The result was that poor victims were not represented properly against liabilities and rich victims always were. There was a massive unfairness to the victims. If you hit a poor pedestrian on the street, don't worry they can't afford a lawyer.

So, the USA enacted regulations that allowed lawyers to keep 1/3rd of any liability judgement. The idea was to incentivize lawyers to take on those clients who couldn't otherwise pay.

This system was massively abused by greed and this is the reason you see hourly accident lawyer commercials. You can track on a graph the gigantic spike in liability settlements to when this occurred. This is what directly led to gigantic lawsuits. Lawyers had massive incentives to push for absurdly large judgments.

So,......this abused system resulted in gigantic lawsuits which, in turn, led to massive insurance and malpractice costs.

This, is what drove the USA healthcare costs to be the worst ratio of quality-to-cost in the developed world.

And you will never change this situation until you "undo" or reign in what caused it.

We have the most amazing doctors and scientists and provide fantastic healthcare. But the cost is driven by the lawyers and accountants.
This is just plan not true, though it's been repeated so often by the lobbyists for medical administrators, medical device manufacturers, pharmacies, and medical insurance providers pushing for "tort reform" that many people assume it's based on facts.
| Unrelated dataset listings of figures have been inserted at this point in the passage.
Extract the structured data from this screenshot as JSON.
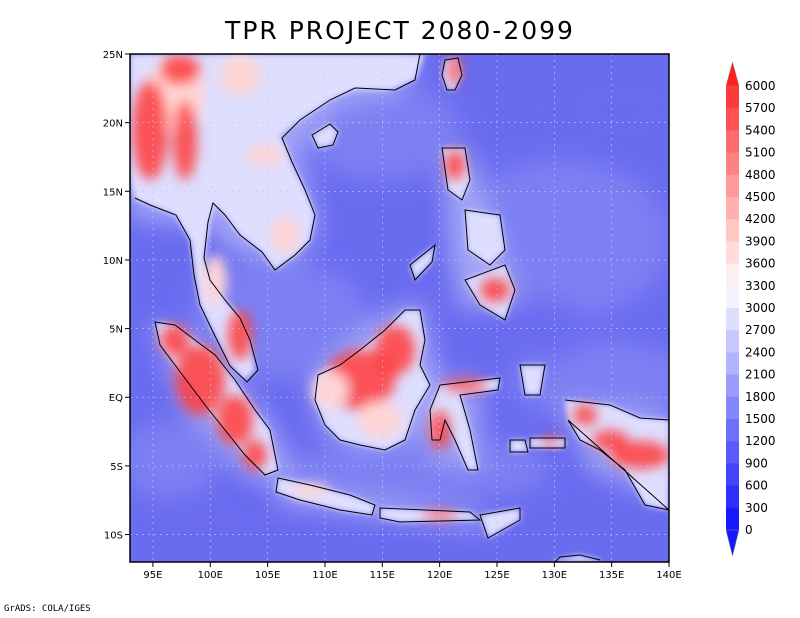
{
  "title": "TPR PROJECT 2080-2099",
  "footer": "GrADS: COLA/IGES",
  "lon_ticks": [
    "95E",
    "100E",
    "105E",
    "110E",
    "115E",
    "120E",
    "125E",
    "130E",
    "135E",
    "140E"
  ],
  "lon_values": [
    95,
    100,
    105,
    110,
    115,
    120,
    125,
    130,
    135,
    140
  ],
  "lat_ticks": [
    "25N",
    "20N",
    "15N",
    "10N",
    "5N",
    "EQ",
    "5S",
    "10S"
  ],
  "lat_values": [
    25,
    20,
    15,
    10,
    5,
    0,
    -5,
    -10
  ],
  "extent": {
    "lon_min": 93,
    "lon_max": 140,
    "lat_min": -12,
    "lat_max": 25
  },
  "colorbar": {
    "levels": [
      "6000",
      "5700",
      "5400",
      "5100",
      "4800",
      "4500",
      "4200",
      "3900",
      "3600",
      "3300",
      "3000",
      "2700",
      "2400",
      "2100",
      "1800",
      "1500",
      "1200",
      "900",
      "600",
      "300",
      "0"
    ],
    "colors": [
      "#ff1f1f",
      "#ff3a3a",
      "#ff5252",
      "#ff6a6a",
      "#ff8282",
      "#ff9a9a",
      "#ffb0b0",
      "#ffc6c6",
      "#ffdcdc",
      "#fff0f0",
      "#f4f4ff",
      "#dedeff",
      "#c8c8ff",
      "#b2b2ff",
      "#9c9cff",
      "#8686ff",
      "#7070ff",
      "#5a5aff",
      "#4444ff",
      "#2e2eff",
      "#1818ff"
    ]
  },
  "colors": {
    "ocean_far": "#6a6cf0",
    "ocean_near": "#7d80f2",
    "ocean_coast": "#a7aaf7",
    "land_low": "#dedeff",
    "land_mid": "#ffd6d6",
    "land_high": "#ff3a3a",
    "coastline": "#000000",
    "grid": "#c8c8f0"
  }
}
The "hourly accident lawyer commercials" have nothing to do with it. The accident lawyers ("in a wreck? Call today!") advertising on TV and billboards typically only work car wreck case (and in many cases they don't even file lawsuits - if they don't get a quick settlement with an auto insurance company, they pass the case off to someone else). They have nothing to do with medical malpractice lawsuits, med mal insurance, or health care costs.

Finally, juries tend to have more sense than most people like to think. Those enormous verdicts people like to talk about generally happen in cases where plaintiffs actually need enormous sums to pay for the care they're going to need for the rest of their lives as a result of horrific injuries caused by someone screwing up.